Our vision at NBCS is Love Learning. I have said often enough, and only somewhat facetiously, that our vision is two words so that I can remember it. What I mean is this. Our vision needs to be clear enough and memorable enough for all of us to remember it and carry it around, for all of us to know why we are here at school. It also helps us to define our purpose and our product. What do schools produce? It’s an interesting question, given that one way of answering the question is to say, students. But we know that students are people, and their lives are bigger than just school. We know that their development and growth as people is shaped by their families and by their school, as well as by their wider community.
My argument is that our main product at NBCS is learning. And yes, learning takes on many forms, has many guises and happens in a variety of contexts, including within and beyond the classroom, at school and at home, on stage or on the oval, in relationships and interactions.
This then raises the question: what is learning? To which our answer is that learning is the ability to make sense of the unknown, which we do by connecting it to the known. As we grow our body of knowledge, it becomes easier and easier to build schemas or models of understanding with which to make sense of the world and of the new things we come across. And we remember that there are different types of knowledge: declarative knowledge—knowing things, facts, information; procedural knowledge—knowing how to do things, build things, make things, ride a bike, use a lathe, write an essay; and experiential knowledge, which couples the above two forms through our own experiences.
Which is a long way of saying that the main thing we want for our students is to be learners, to love learning, because learning is our main product. There are, of course, lots of by-products. Some of the great by-products from school are wellbeing, Christian understanding, friendships, experiences, opportunities, and yes, even results. But the primary prism by which we view school, and its purpose, is learning. If we get the product right, then we get the happy benefit of having lots of good by-products. But if we focus too heavily on the by-products, we then run the risk of missing the main game, learning, as well as diminishing the very by-products that we were elevating.

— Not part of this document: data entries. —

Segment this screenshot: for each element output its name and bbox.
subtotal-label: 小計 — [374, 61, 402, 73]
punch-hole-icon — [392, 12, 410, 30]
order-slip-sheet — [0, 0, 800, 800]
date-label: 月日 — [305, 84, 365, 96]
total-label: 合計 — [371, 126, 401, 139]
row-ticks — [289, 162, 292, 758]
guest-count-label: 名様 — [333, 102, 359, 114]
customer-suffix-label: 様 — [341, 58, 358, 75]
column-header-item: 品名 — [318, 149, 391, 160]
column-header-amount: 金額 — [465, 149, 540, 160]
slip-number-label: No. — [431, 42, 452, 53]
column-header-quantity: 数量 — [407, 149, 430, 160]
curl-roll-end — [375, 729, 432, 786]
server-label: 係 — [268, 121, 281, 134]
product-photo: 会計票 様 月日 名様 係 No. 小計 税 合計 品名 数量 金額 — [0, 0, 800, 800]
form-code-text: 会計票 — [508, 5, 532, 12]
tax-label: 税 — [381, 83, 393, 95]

When our students leave NBCS, we want them to leave with six things – Values, Effort, Learning, Character, Relationships and Opportunities (VELCRO). We want all of these things for them, and between home and school, they can have these things and carry them into the future. But our first focus, as a school, is learning, in much the same way that I suspect that the first focus of home is character, but both home and school want all of these things for our students. As we all do our bit, students included, they can have the product and its by-products.